Неразрешимость одной из главных проблем, которые были поставлены ХХ столетием, так или иначе стремившимся антропологизировать хозяйствование, плодит умственную растерянность, теоретическое капитулянтство. Оно выражается среди прочего в нарастающей критике капиталистического рынка, ничего не предлагающей, как правило, взамен него, но лишь пугающей молодежь грядущим ухудшением ее экономического положения. В лучшем варианте критически настроенные аналитики (среди них и Тома Пикетти, автор бестселлера «Капитал в XXI веке» (2013)) советуют ужесточить налогообложение богачей. Но что толку в этом рецепте, исполнение которого накажет бизнес, не подняв планку доходов от труда?

Не справляющийся с формулированием экономических перспектив интеллект впадает и в кризис более общего плана, побежденный соперничающим с ним психизмом – самодержавием отдельных волеизъявлений, мало считающихся с контекстом. Принесение ума с его универсализмом в жертву частнозначимому желанию безнравственно. Мы переживаем времена бесчестия. Достоинство особи составляет собственность, неотчуждаемая от рода, к которому принадлежит это существо. В случае человека такой неотъемлемой родовой чертой выступает его мыслительная способность. Впадая в безыдейность (увлекаясь культурой зрелищ, ставя превыше всего прагматизм, отказываясь вырабатывать большие планы на будущее), мы перестаем заботиться о наших репутациях. Манипулирует ли «Фольксваген» показаниями выпускаемых высокочтимой фирмой дизельных автомобилей; запирают ли восточноевропейские страны, добившиеся кое-какого достатка, свои границы для беженцев, гонимых войной, под предлогом неприятия иноверчества; обливают ли друг друга несмываемой грязью кандидаты в американские президенты; разворовывают ли российские чиновники, вплоть до высшего руководства, бюджеты госкомпаний – за этими и многими иными фактами скандального бесчестия проступает помрачение ума, побуждающее лица и коллективы к охоте за краткосрочным выигрышем вразрез с установкой на длительное признание, каковое есть статусная награда, воздаваемая нам родом, называемым homo sapiens. История не просто отбрасывает прочь прошлое, но и разоблачает его темные стороны, где прячется бесчестие, потому что она не что иное, как накопительница интеллекта, нашего всечеловеческого достояния.

 

2.

Как и капитализм, представительная демократия виделась к началу ХХ века вполне определившимся способом социоустройства, если и допускающим соревнование с иными формами общественной жизни, то не с теми, что были уже опробованы (парламентаризм превзошел их), а с еще не практиковавшимися. В восприятии талантливейшего Алексиса де Токвиля, демократия, будучи производной от общенационального революционного подъема и сохраняя его в себе, предоставляет людям, как никакая другая организация общества, максимум возможностей для реализации их дальнейших самовластно-творческих инициатив («О демократии в Америке», 1835; 1840). Там, где в Европе, охваченной Первой мировой войной, не было демократических режимов, целью революций (разразившихся в феврале 1917 года в России и в ноябре 1918-го в Германии) служило их установление.

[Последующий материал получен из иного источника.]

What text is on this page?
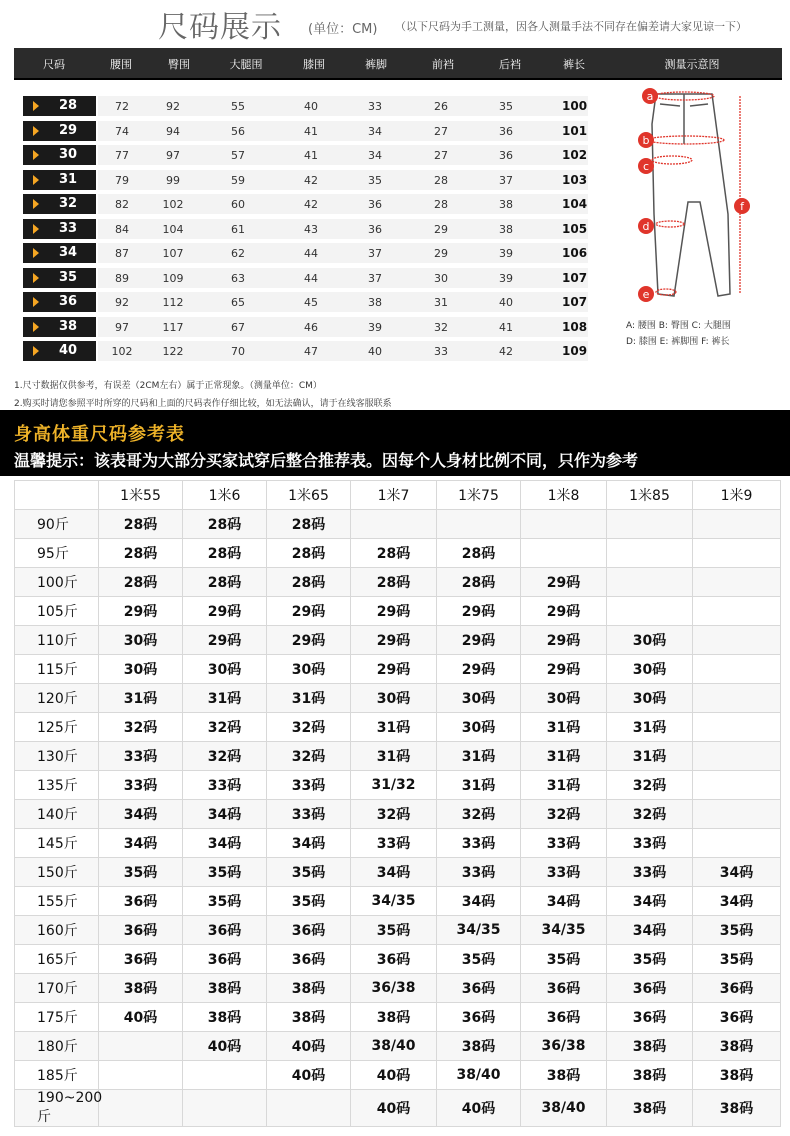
尺码展示 (单位：CM) （以下尺码为手工测量，因各人测量手法不同存在偏差请大家见谅一下）
尺码	腰围	臀围	大腿围	膝围	裤脚	前裆	后裆	裤长	测量示意图
28	72	92	55	40	33	26	35	100
29	74	94	56	41	34	27	36	101
30	77	97	57	41	34	27	36	102
31	79	99	59	42	35	28	37	103
32	82	102	60	42	36	28	38	104
33	84	104	61	43	36	29	38	105
34	87	107	62	44	37	29	39	106
35	89	109	63	44	37	30	39	107
36	92	112	65	45	38	31	40	107
38	97	117	67	46	39	32	41	108
40	102	122	70	47	40	33	42	109
a
b
c
d
e
f
A: 腰围 B: 臀围 C: 大腿围
D: 膝围 E: 裤脚围 F: 裤长
1.尺寸数据仅供参考，有误差（2CM左右）属于正常现象。（测量单位：CM）
2.购买时请您参照平时所穿的尺码和上面的尺码表作仔细比较，如无法确认，请于在线客服联系
身高体重尺码参考表
温馨提示：该表哥为大部分买家试穿后整合推荐表。因每个人身材比例不同，只作为参考
	1米55	1米6	1米65	1米7	1米75	1米8	1米85	1米9
90斤	28码	28码	28码					
95斤	28码	28码	28码	28码	28码			
100斤	28码	28码	28码	28码	28码	29码		
105斤	29码	29码	29码	29码	29码	29码		
110斤	30码	29码	29码	29码	29码	29码	30码	
115斤	30码	30码	30码	29码	29码	29码	30码	
120斤	31码	31码	31码	30码	30码	30码	30码	
125斤	32码	32码	32码	31码	30码	31码	31码	
130斤	33码	32码	32码	31码	31码	31码	31码	
135斤	33码	33码	33码	31/32	31码	31码	32码	
140斤	34码	34码	33码	32码	32码	32码	32码	
145斤	34码	34码	34码	33码	33码	33码	33码	
150斤	35码	35码	35码	34码	33码	33码	33码	34码
155斤	36码	35码	35码	34/35	34码	34码	34码	34码
160斤	36码	36码	36码	35码	34/35	34/35	34码	35码
165斤	36码	36码	36码	36码	35码	35码	35码	35码
170斤	38码	38码	38码	36/38	36码	36码	36码	36码
175斤	40码	38码	38码	38码	36码	36码	36码	36码
180斤		40码	40码	38/40	38码	36/38	38码	38码
185斤			40码	40码	38/40	38码	38码	38码
190~200斤				40码	40码	38/40	38码	38码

При всем восхищении от знакомства с American way of life де Токвиль предупреждал сторонников демократии о том, что ей сопутствует опасность приостановки свободной мыслительной активности, иссякающей в тех обстоятельствах, в которых существует тирания большинства. В ХХ веке ультимативное политическое сознание посвятило себя проектированию общества, не дающего повода для разлада между большинством и меньшинством его граждан, и сопроводило создание подобных моделей критикой парламентского строя.

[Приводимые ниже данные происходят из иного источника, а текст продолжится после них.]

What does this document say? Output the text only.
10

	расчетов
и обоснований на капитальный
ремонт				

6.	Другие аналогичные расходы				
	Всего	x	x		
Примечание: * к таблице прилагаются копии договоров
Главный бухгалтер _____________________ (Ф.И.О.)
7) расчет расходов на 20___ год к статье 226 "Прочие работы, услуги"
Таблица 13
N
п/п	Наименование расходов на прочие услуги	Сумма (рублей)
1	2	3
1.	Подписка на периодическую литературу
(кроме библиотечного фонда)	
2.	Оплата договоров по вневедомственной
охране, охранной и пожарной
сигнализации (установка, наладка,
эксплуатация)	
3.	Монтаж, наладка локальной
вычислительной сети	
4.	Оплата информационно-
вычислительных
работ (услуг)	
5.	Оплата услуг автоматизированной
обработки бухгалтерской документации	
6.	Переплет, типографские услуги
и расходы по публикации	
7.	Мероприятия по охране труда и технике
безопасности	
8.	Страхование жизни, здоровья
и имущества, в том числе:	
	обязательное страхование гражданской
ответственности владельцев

Для Ленина («Государство и революция», 1917) любое представительное учреждение – даже такие органы народного самоуправления, как Советы депутатов трудящихся, подменяет дело словом, маскируя тот факт, что в своей доподлинности политика творится за кулисами «говорилен». Традиционная демократия не способствует магически-перформативному совпадению знака и действия. Обществу, по Ленину, надлежит стать сугубо производственным коллективом – единосущностным настолько, что исключения обратятся здесь во включения: управленческий аппарат будет наниматься на работу имущим власть пролетариатом.

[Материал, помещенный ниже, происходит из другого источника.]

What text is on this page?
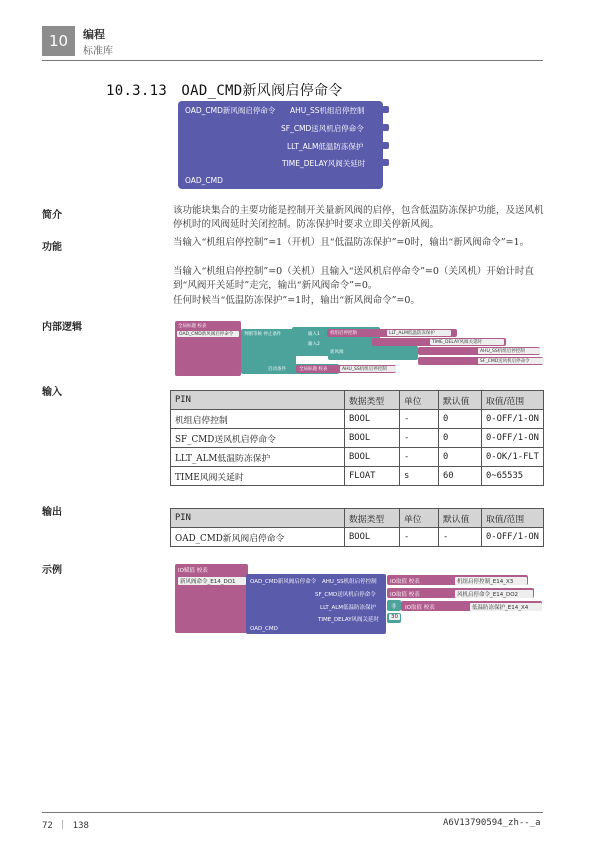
10	编程
标准库
10.3.13　OAD_CMD新风阀启停命令
OAD_CMD新风阀启停命令 AHU_SS机组启停控制
SF_CMD送风机启停命令
LLT_ALM低温防冻保护
TIME_DELAY风阀关延时
OAD_CMD
简介	该功能块集合的主要功能是控制开关量新风阀的启停，包含低温防冻保护功能，及送风机停机时的风阀延时关闭控制。防冻保护时要求立即关停新风阀。
功能	当输入“机组启停控制”=1（开机）且“低温防冻保护”=0时，输出“新风阀命令”=1。
当输入“机组启停控制”=0（关机）且输入“送风机启停命令”=0（关风机）开始计时直到“风阀开关延时”走完，输出“新风阀命令”=0。
任何时候当“低温防冻保护”=1时，输出“新风阀命令”=0。
内部逻辑	全局标题 校表
OAD_CMD新风阀启停命令	判断等候 停止条件	输入1
输入2
机组启停控制	LLT_ALM低温防冻保护
TIME_DELAY风阀关延时
新风阀	AHU_SS机组启停控制
SF_CMD送风机启停命令
启动条件	全局标题 校表	AHU_SS机组启停控制
输入
PIN	数据类型	单位	默认值	取值/范围
机组启停控制	BOOL	-	0	0-OFF/1-ON
SF_CMD送风机启停命令	BOOL	-	0	0-OFF/1-ON
LLT_ALM低温防冻保护	BOOL	-	0	0-OK/1-FLT
TIME风阀关延时	FLOAT	s	60	0~65535
输出	PIN	数据类型	单位	默认值	取值/范围
OAD_CMD新风阀启停命令	BOOL	-	-	0-OFF/1-ON
示例	IO赋值 校表
新风阀命令_E14_DO1	OAD_CMD新风阀启停命令 AHU_SS机组启停控制
SF_CMD送风机启停命令
LLT_ALM低温防冻保护
TIME_DELAY风阀关延时
OAD_CMD
IO取值 校表	机组启停控制_E14_X3
IO取值 校表	风机启停命令_E14_DO2
非 IO取值 校表	低温防冻保护_E14_X4
30
72 ｜ 138	A6V13790594_zh--_a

Если политическое воображение Ленина рисовало социореальность без меньшинств, то анархизм, боровшийся, как и марксизм, с репрезентацией одного через другое, уповал на возникновение такого общества без большинства, в котором сами собой сложатся по договору на ограниченный срок свободные трудовые ассоциации (как утверждается среди прочего в «Современной науке и анархии» (1892) Петра Кропоткина). В ХХ веке анархизм размывает свои контуры, оказывая влияние на мыслителей самого разного характера, к примеру, на Николая Бердяева, обвинявшего «демократическую культуру» в вульгарности и ратовавшего за «персонологический социализм», которому предстоит воплотиться в самодеятельных общинах, объединяющихся в федерацию («О рабстве и свободе человека», 1939). Все та же идея анархистской коммуны наложила печать и на ожидания и рекомендации Жана-Франсуа Лиотара – по его сценарию постмодернистский социум, демифологизировавшись, должен быть скомпонован игрой, ведущейся множеством автономных субкультур («Состояние постмодерна», 1979).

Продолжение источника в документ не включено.